Immediately after the fire, residents sought to hold onto what they had. For many Palisadians it was nothing – except community.
Resident and Amalfi Founder Anthony Marguleas hosted and paid for a gathering in a Santa Monica park a few months later, so people could see familiar faces and share with those who had undergone the same trauma. People could be with those who were in the same space.
The past year, residents have looked for answers. Initially, we sought help for survival. Now we’re in a different stage. We no longer need “hand-me” down clothes or toiletries gathered by volunteers. We’re either committed to rebuilding or to starting over in a new space.
People in Southern California – and the United States acknowledge the Palisades Fire was terrible and feel sorry for us. But their lives have gone on unchanged, and their tone to us is now “time to get on with your life.”

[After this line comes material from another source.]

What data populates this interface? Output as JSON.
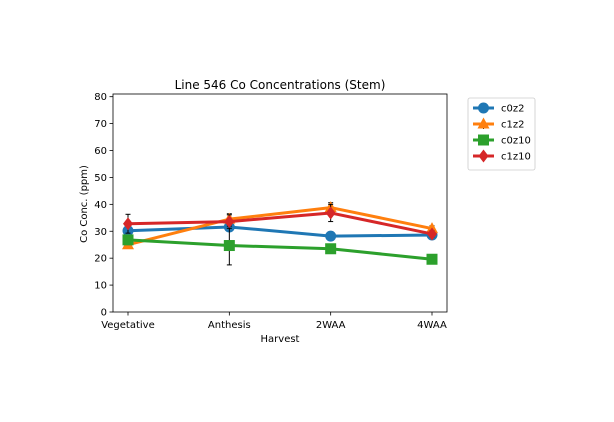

A friend sent this prayer from Dr. Zelana Montminy, a Palisadian, which sums it up brilliantly.
A Prayer for the After
For the spaces that feel hollow, For the weight that hasn’t lifted, For the pieces of life that don’t fit the way they used to-
Hold us here.
We have survived the breaking.
We have stood in the wreckage, sifting through what was, aching for what will never be again.
In the moment, when the world feels unrecognizable,
We stand in the space between what was and what will be.
We name our loss:
For the homes where we grew, For the laughter that filled the walls, For the ordinary moments now swept away—
We grieve.
But now, in this in-between, where the world expects us to move forward, where time insists on pulling us ahead, we are still learning how to be whole inside the loss.
So meet us in this middle place.
Not with answers.
Not with reasons.
But with steadiness.
With breath.
With something solid to stand on when everything still feels unsteady.
For the memories etched in ash, For the roads that feel foreign, For the lives forever changed,
We weep.
And yet, even here, in the wreckage, We reach for something unbroken.
To the unseen, the eternal, the whisper of hope –
Meet us in this silence.
And as the nights stretch long.
When despair threatens to take root, Remind us:
We are still here.
The light within us flickers, but does not fade.
Help us to rise-
not just from the ashes.
But into something new.
Stronger, Closer.
Unbreakable.
Teach us that grief is not a thing to outrun.
That healing is not erasing.
That moving forward does not mean leaving behind.
And when the ache rises unannounced, when the night stretches too long, when the world feels foreign in ways we can’t explain…
Help us find footing on this shifting ground.
Be the breath in lungs that feel too heavy to expand, the steady presence in a sea of uncertainty.
Teach us that what truly matters- love, connection, resilience-
Was never confined to walls or things.
Show us how to carry forward the invisible:
The bonds that no fire can consume.
Remind us:
We are still here.
Not as we were, but as we are becoming.
And that is enough.
– Dr. Zelana
(Editor’s note: Behavioral scientist, Zelana Montminy’s book “Finding Focus” was released in hardcover on September 16, 2025. She holds master’s and doctorate degrees in clinical psychology with a specialization in health and a focus in positive psychology and studied nutrition at Cornell University. She, her husband and three children will return to a still-standing home, which had to undergo extensive remediation. She is a contributor to Good Morning America, The Today Show, E! Entertainment Television, People, Redbook, Shape, and PopSugar.)


This was a very thoughtful and meaningful prayer that spoke to me and depicts our many emotions, vulnerabilities and humanity as we experience the fire’s aftermath and an uncertain future
Karen Ridgley
Thank You Dr. Zelana!
Beautiful. So grateful for people like Dr. Zalana who can express what so many of us feel. And thank you, Sue, for keeping us all informed with good and difficult news as we all move forward.